There are many highlights for me, and to keep it brief (and through pictures) my top four treasured memories of Afrikult. are:
- Videoing our campaign for Impact competition
- Launching Words that Travel series
- Launching our workshops at UK festivals and in schools
- Delivering workshops in Uganda, Ghana and Nigeria
- Working in a team passionate about the same thing
One of my highlights has been working with people (Marcelle and Henry) that love talking about literature as much as I do and value its importance. This shared love for literature wasn’t really surprising given that we met whilst all studying on the same module ‘Literature in African Languages’ during our MA’s at SOAS. The highlight was that we were able to take our conversations beyond the classroom and think about building something together that we all cared about. I love working in a team as no one will necessarily see things or tackle a problem the same way, which means you have a rich selection of perspectives which can only make your work stronger, and because we got along, this was one of our strengths in being able to establish Afrikult. in the first place!

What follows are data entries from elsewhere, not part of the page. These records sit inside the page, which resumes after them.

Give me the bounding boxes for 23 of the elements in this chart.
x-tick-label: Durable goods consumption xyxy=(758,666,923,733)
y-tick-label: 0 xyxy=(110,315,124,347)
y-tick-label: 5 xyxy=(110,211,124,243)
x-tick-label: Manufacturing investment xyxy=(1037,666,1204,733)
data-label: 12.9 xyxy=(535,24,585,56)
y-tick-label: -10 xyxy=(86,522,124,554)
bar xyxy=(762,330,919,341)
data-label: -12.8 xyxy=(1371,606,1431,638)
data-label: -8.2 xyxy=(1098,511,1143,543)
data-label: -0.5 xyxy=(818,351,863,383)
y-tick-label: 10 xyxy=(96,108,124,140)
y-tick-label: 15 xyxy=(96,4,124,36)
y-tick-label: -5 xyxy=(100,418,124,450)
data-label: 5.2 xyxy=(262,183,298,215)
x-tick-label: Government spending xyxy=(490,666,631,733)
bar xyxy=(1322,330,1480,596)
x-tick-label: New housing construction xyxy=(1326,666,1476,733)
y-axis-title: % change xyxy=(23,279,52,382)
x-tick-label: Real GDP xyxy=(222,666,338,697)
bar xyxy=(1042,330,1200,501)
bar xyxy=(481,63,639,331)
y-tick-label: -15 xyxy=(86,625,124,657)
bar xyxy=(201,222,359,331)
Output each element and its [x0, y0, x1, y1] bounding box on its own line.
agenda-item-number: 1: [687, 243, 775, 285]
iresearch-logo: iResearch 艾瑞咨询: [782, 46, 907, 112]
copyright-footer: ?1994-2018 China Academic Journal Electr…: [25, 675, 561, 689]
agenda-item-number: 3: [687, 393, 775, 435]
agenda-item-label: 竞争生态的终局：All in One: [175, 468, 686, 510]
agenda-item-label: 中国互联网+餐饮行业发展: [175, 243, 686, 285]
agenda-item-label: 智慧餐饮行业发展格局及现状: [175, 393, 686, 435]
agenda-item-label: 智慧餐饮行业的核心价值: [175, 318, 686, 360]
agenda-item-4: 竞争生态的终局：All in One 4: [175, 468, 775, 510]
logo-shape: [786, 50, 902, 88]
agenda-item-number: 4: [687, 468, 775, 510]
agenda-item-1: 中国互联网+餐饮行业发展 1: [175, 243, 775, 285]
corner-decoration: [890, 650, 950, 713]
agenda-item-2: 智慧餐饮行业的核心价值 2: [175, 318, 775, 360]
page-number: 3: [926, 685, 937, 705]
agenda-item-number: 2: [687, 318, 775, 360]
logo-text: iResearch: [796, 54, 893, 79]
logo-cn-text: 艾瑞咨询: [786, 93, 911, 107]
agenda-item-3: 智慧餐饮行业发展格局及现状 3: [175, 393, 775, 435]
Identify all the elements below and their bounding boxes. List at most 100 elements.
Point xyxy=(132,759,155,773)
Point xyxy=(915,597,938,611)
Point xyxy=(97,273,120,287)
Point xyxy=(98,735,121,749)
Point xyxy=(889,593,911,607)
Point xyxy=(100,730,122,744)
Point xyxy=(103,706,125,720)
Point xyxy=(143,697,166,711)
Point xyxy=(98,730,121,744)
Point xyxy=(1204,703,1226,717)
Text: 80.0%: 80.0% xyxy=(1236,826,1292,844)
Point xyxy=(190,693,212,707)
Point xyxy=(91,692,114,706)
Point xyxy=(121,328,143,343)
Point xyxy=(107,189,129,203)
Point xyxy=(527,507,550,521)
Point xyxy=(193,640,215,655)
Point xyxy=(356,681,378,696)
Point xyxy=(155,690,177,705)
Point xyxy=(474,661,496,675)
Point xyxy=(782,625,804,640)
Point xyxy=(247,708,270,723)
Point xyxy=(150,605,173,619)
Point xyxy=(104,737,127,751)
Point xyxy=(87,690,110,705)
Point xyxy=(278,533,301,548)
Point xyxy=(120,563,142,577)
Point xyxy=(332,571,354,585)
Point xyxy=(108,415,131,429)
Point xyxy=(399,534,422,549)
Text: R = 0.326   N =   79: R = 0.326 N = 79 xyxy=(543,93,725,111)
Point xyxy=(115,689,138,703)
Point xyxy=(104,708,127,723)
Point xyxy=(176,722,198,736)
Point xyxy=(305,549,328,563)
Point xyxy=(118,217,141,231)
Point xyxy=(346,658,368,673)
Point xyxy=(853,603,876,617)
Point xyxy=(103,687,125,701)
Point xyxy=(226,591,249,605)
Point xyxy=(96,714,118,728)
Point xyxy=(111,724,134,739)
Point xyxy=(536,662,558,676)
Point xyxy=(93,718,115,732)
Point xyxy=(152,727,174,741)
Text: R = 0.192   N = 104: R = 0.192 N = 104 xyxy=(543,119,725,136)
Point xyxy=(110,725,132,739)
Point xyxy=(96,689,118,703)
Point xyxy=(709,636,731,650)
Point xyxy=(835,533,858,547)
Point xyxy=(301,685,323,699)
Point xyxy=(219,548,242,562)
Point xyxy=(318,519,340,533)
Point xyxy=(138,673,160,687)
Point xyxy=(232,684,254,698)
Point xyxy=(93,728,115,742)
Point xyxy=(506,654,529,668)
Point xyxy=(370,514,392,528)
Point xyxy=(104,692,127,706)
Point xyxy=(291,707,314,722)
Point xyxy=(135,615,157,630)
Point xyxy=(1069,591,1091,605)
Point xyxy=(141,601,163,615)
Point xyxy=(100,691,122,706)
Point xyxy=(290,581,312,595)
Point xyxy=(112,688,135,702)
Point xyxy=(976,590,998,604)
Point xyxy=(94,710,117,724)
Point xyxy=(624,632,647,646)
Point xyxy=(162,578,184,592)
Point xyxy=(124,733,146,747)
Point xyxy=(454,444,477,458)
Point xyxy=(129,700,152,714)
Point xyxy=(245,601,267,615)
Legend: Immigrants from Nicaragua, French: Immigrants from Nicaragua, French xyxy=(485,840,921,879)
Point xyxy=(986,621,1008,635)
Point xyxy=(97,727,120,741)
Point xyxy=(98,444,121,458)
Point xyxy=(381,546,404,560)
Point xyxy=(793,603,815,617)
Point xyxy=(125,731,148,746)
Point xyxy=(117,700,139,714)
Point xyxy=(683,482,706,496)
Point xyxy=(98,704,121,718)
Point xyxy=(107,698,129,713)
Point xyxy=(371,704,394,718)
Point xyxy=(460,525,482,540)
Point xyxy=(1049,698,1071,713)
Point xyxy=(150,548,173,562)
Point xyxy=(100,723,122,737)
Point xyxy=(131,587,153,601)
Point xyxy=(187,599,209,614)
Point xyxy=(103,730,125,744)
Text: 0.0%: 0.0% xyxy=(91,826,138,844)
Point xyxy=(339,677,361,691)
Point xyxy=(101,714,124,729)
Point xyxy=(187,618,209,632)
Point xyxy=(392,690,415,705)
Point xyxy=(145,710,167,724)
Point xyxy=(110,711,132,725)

2. Sharing knowledge with young people in schools but also people just generally interested in literature from Africa
Taking all our combined years of studying and experience and pouring it into our workshops has been and will always be a major highlight for me. There is something so special about being in a position to teach people new things that you know they won’t forget, things that can play a formative role in shaping particularly young people into who they want to be. So for me all our work with schools is particularly fulfilling because of this.
3. Doing our own thing[s] and building important structural relationships
Another aspect of our work that I really enjoy is that we have basically turned a hobby into meaningful work, and have been able to develop as an organisation (as well as individuals), gaining significant experience over the last 5 years. I particularly value the relationships we have been able to make with organisations we are really inspired by. Africa Writes will always have a special place in my heart for giving us our first platform back in 2014 and supporting ever since!
4. My fourth highlight would be taking silly/funny selfies with Keren and Marcelle, and then trying to do serious ones!
Working at Afrikult. has been a very inspiring and enriching experience. Here are my four highlights:
- Working with Marcelle and Zaahida and seeing how devoted they are in spreading the word on African literature.
- Having the opportunity to attend events and meet inspiring writers and people passionate about African literature as well as learning about literary platforms and organisations.
- The three of us being in Accra for Pa Gya!
- Always learning new things and being amazed at the richness of the African literary scene.